Traditional values survived the Depression and the New Deal with great resilience. In the end, the New Deal was
essentially a holding operation for American society, because in the democratic, capitalist United States, that was
what most Americans wanted it to be. The New Deal created change in the system, but not to the same degree or scope
as the French Revolution, the American Revolution or the Russian Revolution which all involved the rapid achievement
of major changes to the existing political systems through the use of violence.
Badger, Anthony, "Unintended Consequences" in The New Deal: The Depression Years, 1933-40,
Carleton University, Coursepak for History 2400, Winter term, 2004.
Bernstein, Barton, "The New Deal: The Conservative Achievement of Liberal Reform", in Bernstein (ed.)
Towards a New Past: Essays in American History (1968).
Brody, David, "The CIO After 50 Years: A Historical Reckoning", in Workers in Industrial America: Essays on the 20th Century Struggle
(2nd edition), (Oxford University Press, 1993): 135-56.
Mish, Frederick C. et al., eds., Webster's Ninth New Collegiate Dictionary, (Merriam-Webster, 1987).

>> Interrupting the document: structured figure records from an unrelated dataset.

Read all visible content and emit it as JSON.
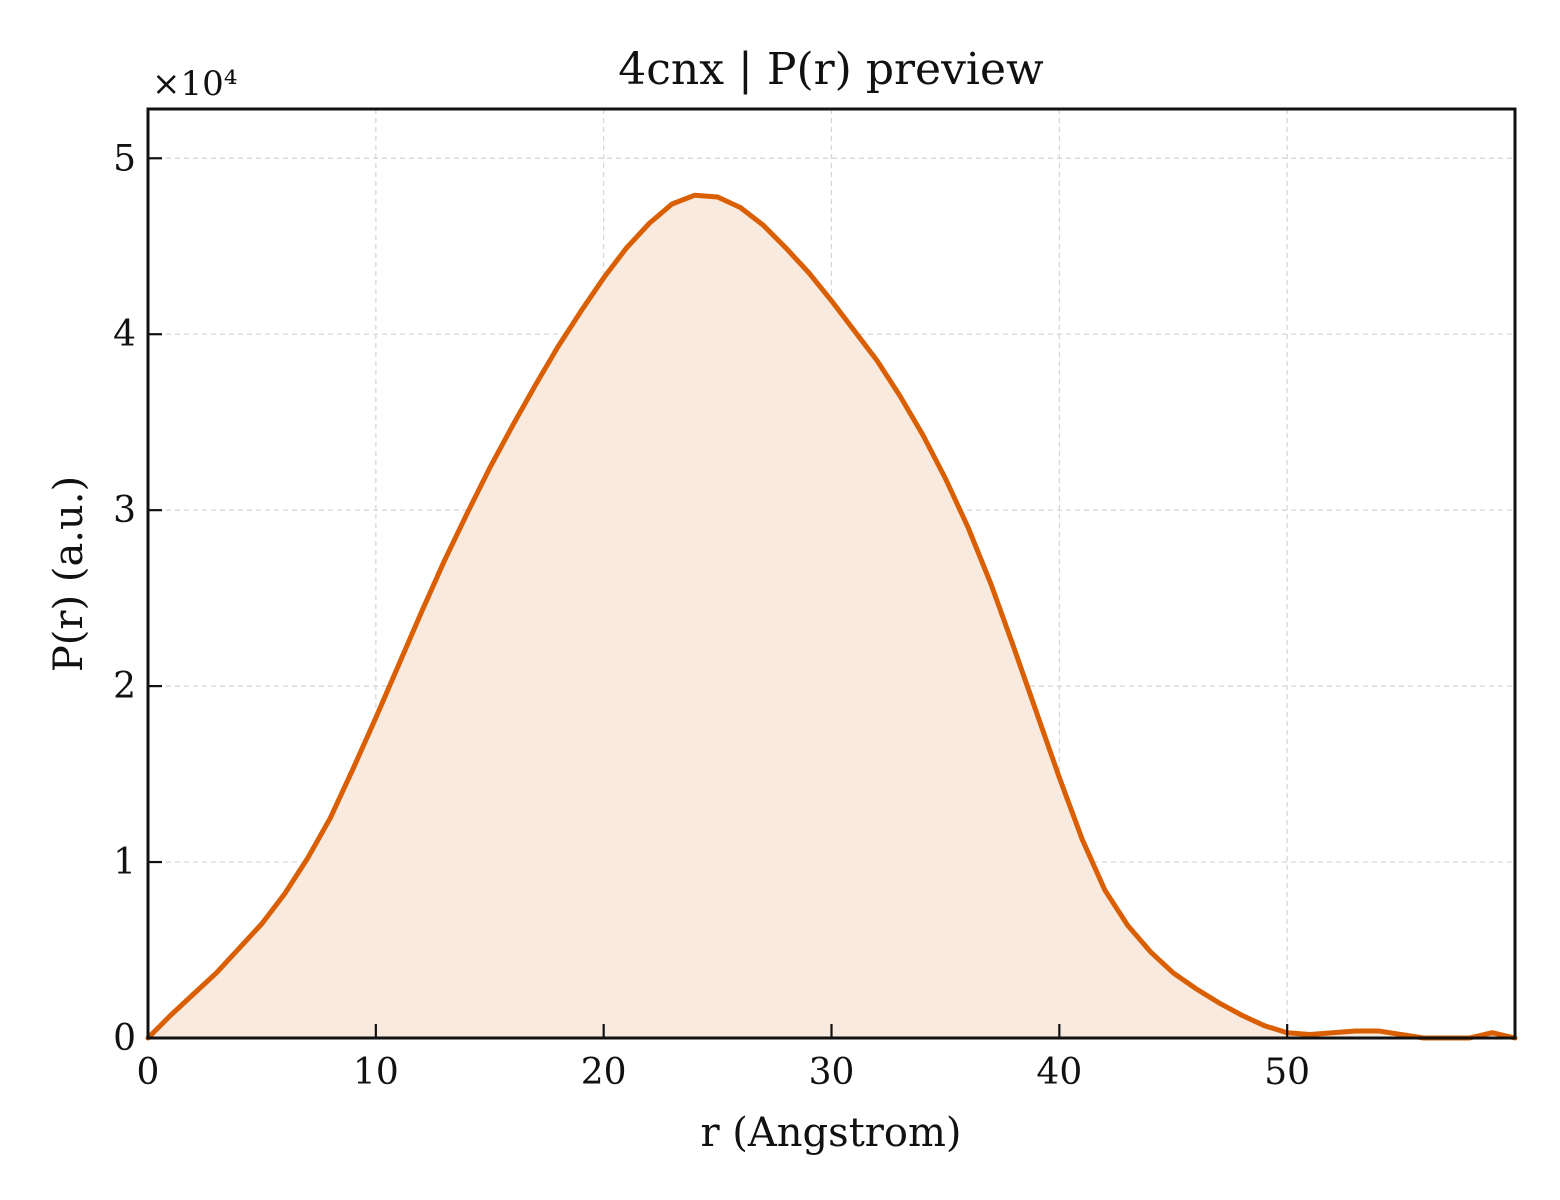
{
  "chart_data": {
    "type": "area",
    "title": "4cnx | P(r) preview",
    "xlabel": "r (Angstrom)",
    "ylabel": "P(r) (a.u.)",
    "y_multiplier_label": "×10⁴",
    "xlim": [
      0,
      60
    ],
    "ylim": [
      0,
      5.28
    ],
    "xticks": [
      0,
      10,
      20,
      30,
      40,
      50
    ],
    "yticks": [
      0,
      1,
      2,
      3,
      4,
      5
    ],
    "xtick_labels": [
      "0",
      "10",
      "20",
      "30",
      "40",
      "50"
    ],
    "ytick_labels": [
      "0",
      "1",
      "2",
      "3",
      "4",
      "5"
    ],
    "grid": true,
    "colors": {
      "line": "#d95f02",
      "fill": "#f9eadf"
    },
    "series": [
      {
        "x": [
          0,
          1,
          2,
          3,
          4,
          5,
          6,
          7,
          8,
          9,
          10,
          11,
          12,
          13,
          14,
          15,
          16,
          17,
          18,
          19,
          20,
          21,
          22,
          23,
          24,
          25,
          26,
          27,
          28,
          29,
          30,
          31,
          32,
          33,
          34,
          35,
          36,
          37,
          38,
          39,
          40,
          41,
          42,
          43,
          44,
          45,
          46,
          47,
          48,
          49,
          50,
          51,
          52,
          53,
          54,
          55,
          56,
          57,
          58,
          59,
          60
        ],
        "y": [
          0,
          0.13,
          0.25,
          0.37,
          0.51,
          0.65,
          0.82,
          1.02,
          1.25,
          1.53,
          1.82,
          2.12,
          2.42,
          2.71,
          2.98,
          3.24,
          3.48,
          3.71,
          3.93,
          4.13,
          4.32,
          4.49,
          4.63,
          4.74,
          4.79,
          4.78,
          4.72,
          4.62,
          4.49,
          4.35,
          4.19,
          4.02,
          3.85,
          3.65,
          3.43,
          3.18,
          2.9,
          2.58,
          2.22,
          1.85,
          1.48,
          1.13,
          0.84,
          0.64,
          0.49,
          0.37,
          0.28,
          0.2,
          0.13,
          0.07,
          0.03,
          0.02,
          0.03,
          0.04,
          0.04,
          0.02,
          0.0,
          0.0,
          0.0,
          0.03,
          0.0
        ]
      }
    ]
  }
}
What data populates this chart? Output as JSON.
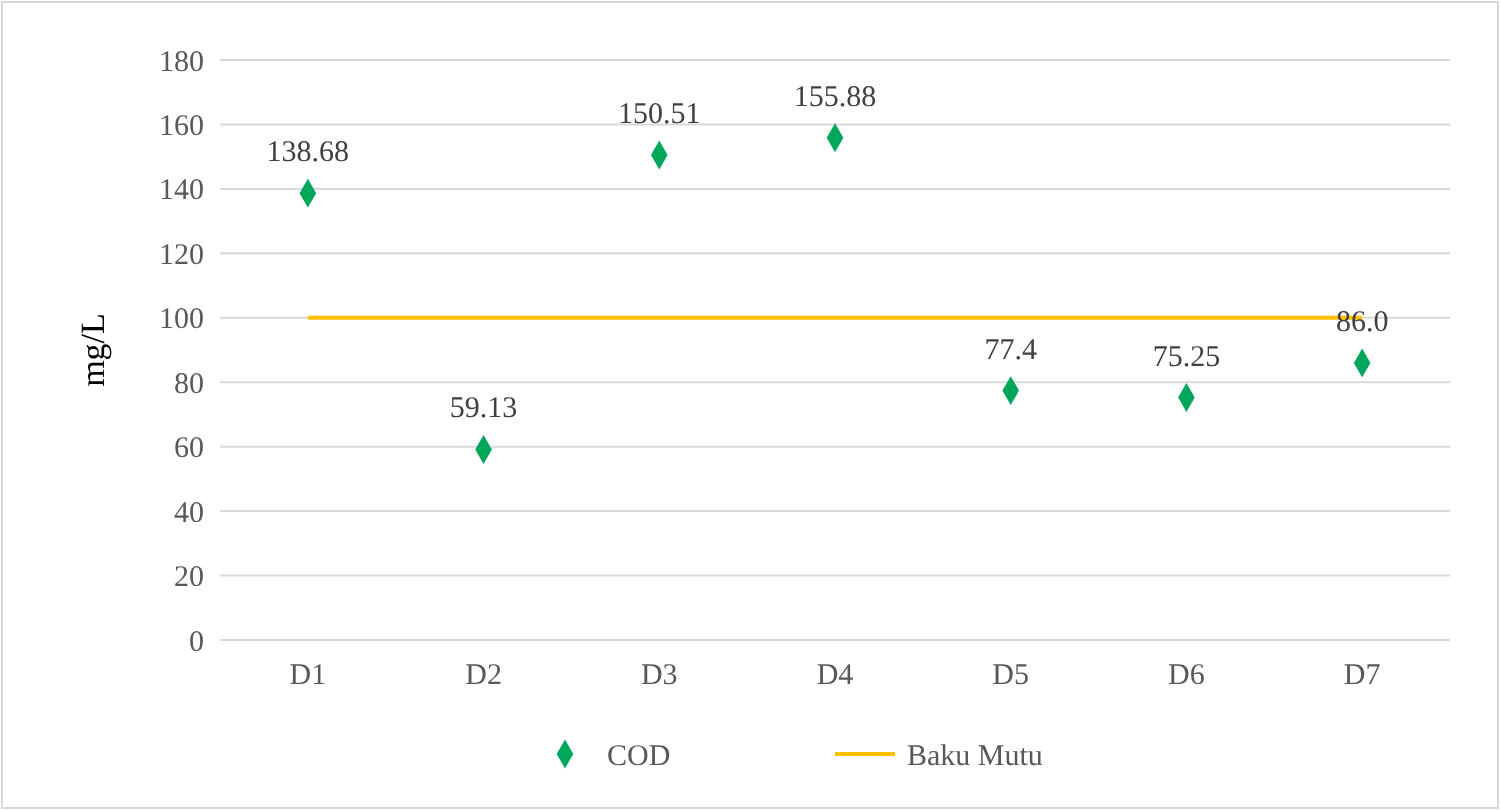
{
  "chart_data": {
    "type": "scatter",
    "ylabel": "mg/L",
    "categories": [
      "D1",
      "D2",
      "D3",
      "D4",
      "D5",
      "D6",
      "D7"
    ],
    "series": [
      {
        "name": "COD",
        "color": "#00a65a",
        "marker": "diamond",
        "values": [
          138.68,
          59.13,
          150.51,
          155.88,
          77.4,
          75.25,
          86.0
        ],
        "value_labels": [
          "138.68",
          "59.13",
          "150.51",
          "155.88",
          "77.4",
          "75.25",
          "86.0"
        ]
      },
      {
        "name": "Baku Mutu",
        "type": "line",
        "color": "#ffc000",
        "marker": "none",
        "values": [
          100,
          100,
          100,
          100,
          100,
          100,
          100
        ]
      }
    ],
    "ylim": [
      0,
      180
    ],
    "yticks": [
      0,
      20,
      40,
      60,
      80,
      100,
      120,
      140,
      160,
      180
    ],
    "grid": "y",
    "legend": "bottom"
  }
}
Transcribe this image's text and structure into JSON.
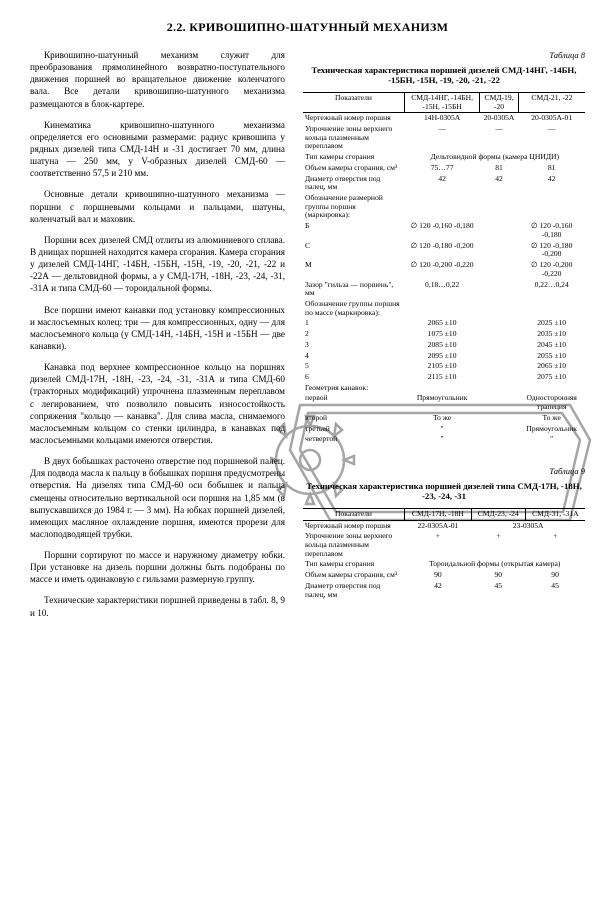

Murrin, John et al., eds., Liberty, Equality, Power: A History of the American People, (Belmont: Thomson-Wadsworth, 2003), 644-77.
Leuchtenberg, William E., "The Achievement of the New Deal", in Harvard Sitkoff (ed.), Fifty Years Later: The New Deal Evaluated, (McGraw-Hill): 211-30.
McElvaine, Robert, "Who Was Roaring in the Twenties? Origins of the Great Depression", in The Great Depression: America, 1929-1941, (Times Books, 1984): 25-50.
Susman, Warren, "Culture and Commitment", in Culture as History: The Transformation of American Society in the Twentieth Century, (Pantheon, 1984): 150-83.